Future infection rate surges or outbreaks could have further negative impacts,
and as a result, we may be required to adjust our business plan. For additional
detail, please refer to Risk Factors in Part I, Item 1A of this report.
The safety of our employees, contractors, and the communities where we work
remains our first priority as we continue to operate during the Pandemic. While
our core business operations require certain individuals to be physically
present at well site locations, substantially all of our office-based employees
have continued working remotely in order to limit physical interactions and to
mitigate the spread of COVID-19, and will continue to do so well into 2021. For
individuals who are unable to perform their jobs remotely, we maintain and
continually assess procedures designed to limit the spread of COVID-19,
including social distancing and enhanced sanitization measures, and we continue
to communicate to and train all of our employees regarding best practices for
maintaining a healthy and safe work environment. We believe that we meet or
exceed CDC and OSHA guidelines related to the prevention of the transmission of
COVID-19. Since these measures were initially implemented in the first quarter
of 2020, we have continued to operate without significant disruptions to our
business operations.

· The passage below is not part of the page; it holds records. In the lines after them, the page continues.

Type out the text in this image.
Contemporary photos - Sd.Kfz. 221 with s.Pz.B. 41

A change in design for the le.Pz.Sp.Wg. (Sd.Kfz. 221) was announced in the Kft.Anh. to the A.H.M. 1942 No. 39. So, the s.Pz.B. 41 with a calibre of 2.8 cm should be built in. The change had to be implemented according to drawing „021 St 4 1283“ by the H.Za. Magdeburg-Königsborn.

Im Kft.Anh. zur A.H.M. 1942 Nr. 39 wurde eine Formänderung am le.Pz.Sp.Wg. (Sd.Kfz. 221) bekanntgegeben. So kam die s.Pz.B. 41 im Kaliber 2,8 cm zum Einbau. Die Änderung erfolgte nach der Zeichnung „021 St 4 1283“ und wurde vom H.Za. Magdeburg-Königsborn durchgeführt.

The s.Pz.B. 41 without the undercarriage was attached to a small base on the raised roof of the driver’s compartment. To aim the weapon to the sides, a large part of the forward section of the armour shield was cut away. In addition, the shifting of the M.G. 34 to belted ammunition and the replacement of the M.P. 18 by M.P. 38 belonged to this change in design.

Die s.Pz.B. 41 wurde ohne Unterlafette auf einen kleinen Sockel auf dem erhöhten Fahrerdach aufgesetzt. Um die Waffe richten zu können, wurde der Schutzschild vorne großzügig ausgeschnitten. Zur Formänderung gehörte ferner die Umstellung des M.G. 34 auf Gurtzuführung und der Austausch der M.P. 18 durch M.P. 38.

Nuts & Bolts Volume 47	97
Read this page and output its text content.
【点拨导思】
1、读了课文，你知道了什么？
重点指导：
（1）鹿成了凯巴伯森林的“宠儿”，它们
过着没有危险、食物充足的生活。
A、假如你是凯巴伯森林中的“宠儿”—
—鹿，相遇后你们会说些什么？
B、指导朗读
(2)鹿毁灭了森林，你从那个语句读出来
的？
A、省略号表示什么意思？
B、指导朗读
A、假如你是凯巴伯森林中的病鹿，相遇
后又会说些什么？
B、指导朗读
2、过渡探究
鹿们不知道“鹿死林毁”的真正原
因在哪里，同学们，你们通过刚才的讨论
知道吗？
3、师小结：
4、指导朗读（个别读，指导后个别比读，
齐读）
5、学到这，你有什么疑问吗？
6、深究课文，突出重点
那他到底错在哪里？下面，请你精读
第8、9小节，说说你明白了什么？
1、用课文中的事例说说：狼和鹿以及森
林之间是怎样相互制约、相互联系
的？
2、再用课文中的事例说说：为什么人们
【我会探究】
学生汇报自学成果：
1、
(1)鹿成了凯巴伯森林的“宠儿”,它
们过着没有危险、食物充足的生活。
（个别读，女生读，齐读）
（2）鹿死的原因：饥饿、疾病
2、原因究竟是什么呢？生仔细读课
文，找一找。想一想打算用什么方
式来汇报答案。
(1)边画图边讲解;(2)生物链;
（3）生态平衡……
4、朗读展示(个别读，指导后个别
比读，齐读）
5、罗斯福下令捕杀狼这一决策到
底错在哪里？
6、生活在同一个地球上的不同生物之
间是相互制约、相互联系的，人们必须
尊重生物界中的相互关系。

Our pre-existing control environment and internal controls
continue to be effective and we continue to address new risks directly related
to the Pandemic as we identify them.
Despite continuing negative impacts and future uncertainty, we expect to
maintain our ability to sustain strong operational performance and financial
stability while maximizing returns, improving leverage metrics, and increasing
the value of our top tier Midland Basin and South Texas assets. Our financial
risk management program significantly reduced the impact of substantially lower
oil prices in 2020, and as a result of this program, we recorded a net oil
derivative settlement gain of $14.40 per barrel for the year ended December 31,
2020. Our realized oil price before the effects of derivative settlements was
$37.08 per barrel for the year ended December 31, 2020. In response to the
economic environment during 2020, we renegotiated certain contracts resulting in
realized and future cost savings that directly support our objective of
maximizing cash flows. As a result of these cost saving measures and improving
operational efficiencies, average well costs for 2020 were lower than our
preliminary expectations for the year. We entered 2020 with a total capital
program budget between $825 million and $850 million. However, given the impacts
of the Pandemic and the related circumstances discussed above, we reduced our
2020 capital program by more than 25 percent. Please refer to the caption Costs
Incurred below for additional discussion.
Our vision to sustainably grow value for all of our stakeholders includes
near-term operational and financial goals of generating positive cash flows
while strengthening our balance sheet through absolute debt reduction and
improved leverage metrics. Our long-term plan is to deliver cash flow growth
that is supported by our high-quality asset base and ability to generate
favorable returns. We remain committed to exceptional safety, health, and
environmental stewardship; supporting the professional development of a diverse
and thriving team of employees; making a positive difference in the communities
where we live and work; and transparency in reporting on our progress in these
areas. The Environmental, Social and Governance Committee of our Board of
Directors oversees, among other things, the development and implementation of
the Company's environmental, social and governance policies, programs and
initiatives, and reports to our Board of Directors regarding such matters.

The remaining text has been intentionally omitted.